Asma El Ouni

Soil, Water and Environmental Science

Impact of Electron Donor and Other Factors on In-situ Biosequestration of Uranium
Uranium contamination of groundwater is a major issue in the United States where the sources of contamination are both anthropogenic (eg., mining, and nuclear testing), and natural. According to a recent study (Nolan and Weber, 2015), groundwater uranium concentrations in several aquifers in the US are higher than the Maximum Contaminant Level (MCL) that is set by the U.S. EPA (30 µg/L). There are more than 500 abandoned uranium mines in the Navajo Nation, many of which have elevated uranium concentrations in groundwater (EPA, 2016). Ingestion of uranium-contaminated groundwater causes severe risks to human health such as cancer, and kidney and liver damage. We are studying different methods to clean up contaminated groundwater at a former uranium mine in Monument Valley, northern Arizona. One method being tested is called in-situ biosequestration. This process involves injecting an organic compound (electron donor) that provides a food source for microorganisms living in the subsurface. These microorganisms create conditions that alter the subsurface so that uranium can be sequestered, whereby it is removed from groundwater and becomes associated with the sediment as well as reducing sulfate and nitrate concentrations.
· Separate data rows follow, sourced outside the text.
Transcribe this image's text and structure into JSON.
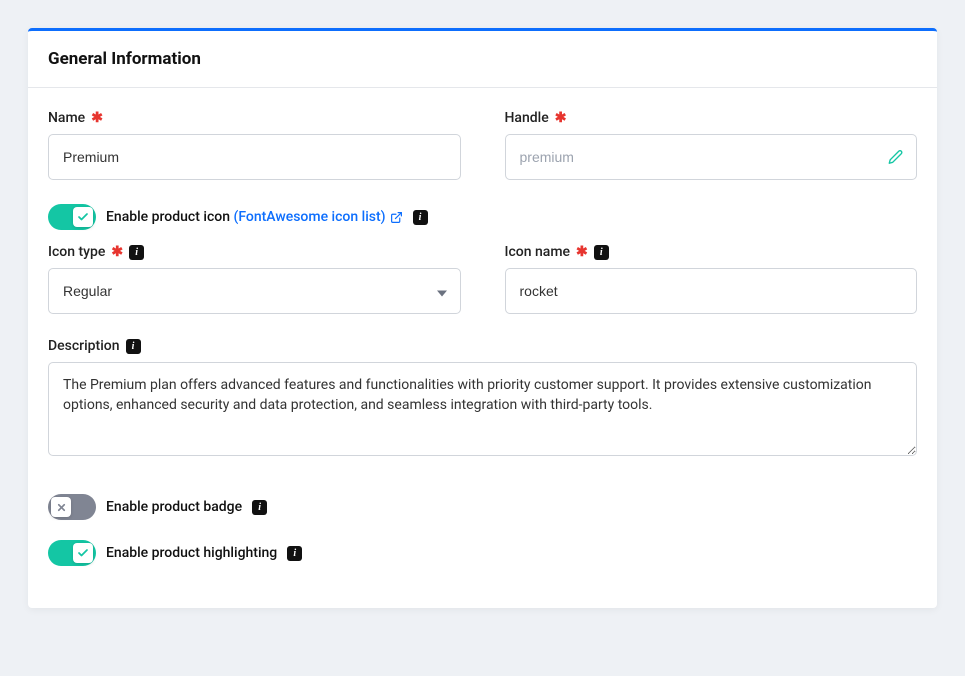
{
  "header": {
    "title": "General Information"
  },
  "labels": {
    "name": "Name",
    "handle": "Handle",
    "enable_icon": "Enable product icon",
    "fontawesome_link": "(FontAwesome icon list)",
    "icon_type": "Icon type",
    "icon_name": "Icon name",
    "description": "Description",
    "enable_badge": "Enable product badge",
    "enable_highlight": "Enable product highlighting"
  },
  "values": {
    "name": "Premium",
    "handle_placeholder": "premium",
    "icon_type": "Regular",
    "icon_name": "rocket",
    "description": "The Premium plan offers advanced features and functionalities with priority customer support. It provides extensive customization options, enhanced security and data protection, and seamless integration with third-party tools."
  },
  "toggles": {
    "enable_icon": true,
    "enable_badge": false,
    "enable_highlight": true
  }
}
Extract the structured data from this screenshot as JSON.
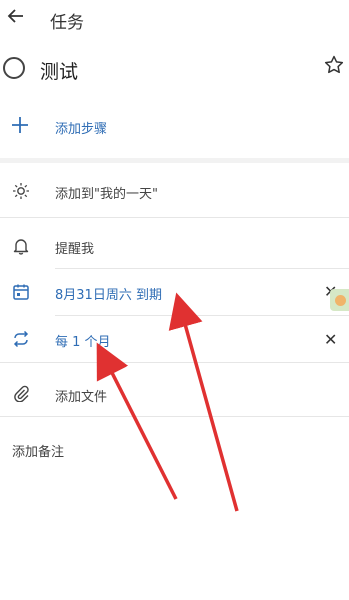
{
  "header": {
    "title": "任务"
  },
  "task": {
    "title": "测试"
  },
  "steps": {
    "add_label": "添加步骤"
  },
  "list": {
    "my_day": "添加到\"我的一天\"",
    "remind": "提醒我",
    "due": "8月31日周六 到期",
    "repeat": "每 1 个月",
    "file": "添加文件"
  },
  "note": {
    "placeholder": "添加备注"
  },
  "colors": {
    "accent": "#2f6db5",
    "arrow": "#e03131"
  }
}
A pilot-scale test of in-situ biosequestration for uranium in groundwater is in progress at the site. Complementary bench-scale experiments are being conducted to support the analysis of the pilot field test where sediments and groundwater collected from the site are used for this purpose. These experiments showed that of several tested electron donors, ethanol performed best in sequestering uranium in the sediments and stimulating microbial reduction of nitrate and sulfate. The impact of different concentrations of nitrate and sulfate on uranium sequestration is also being examined. 
Nolan, J., and Weber, K., A., (2015): Natural Uranium Contamination in Major US Aquifers Linked to Nitrate. Environ. Sci. Technol. Lett., 2, 215−220.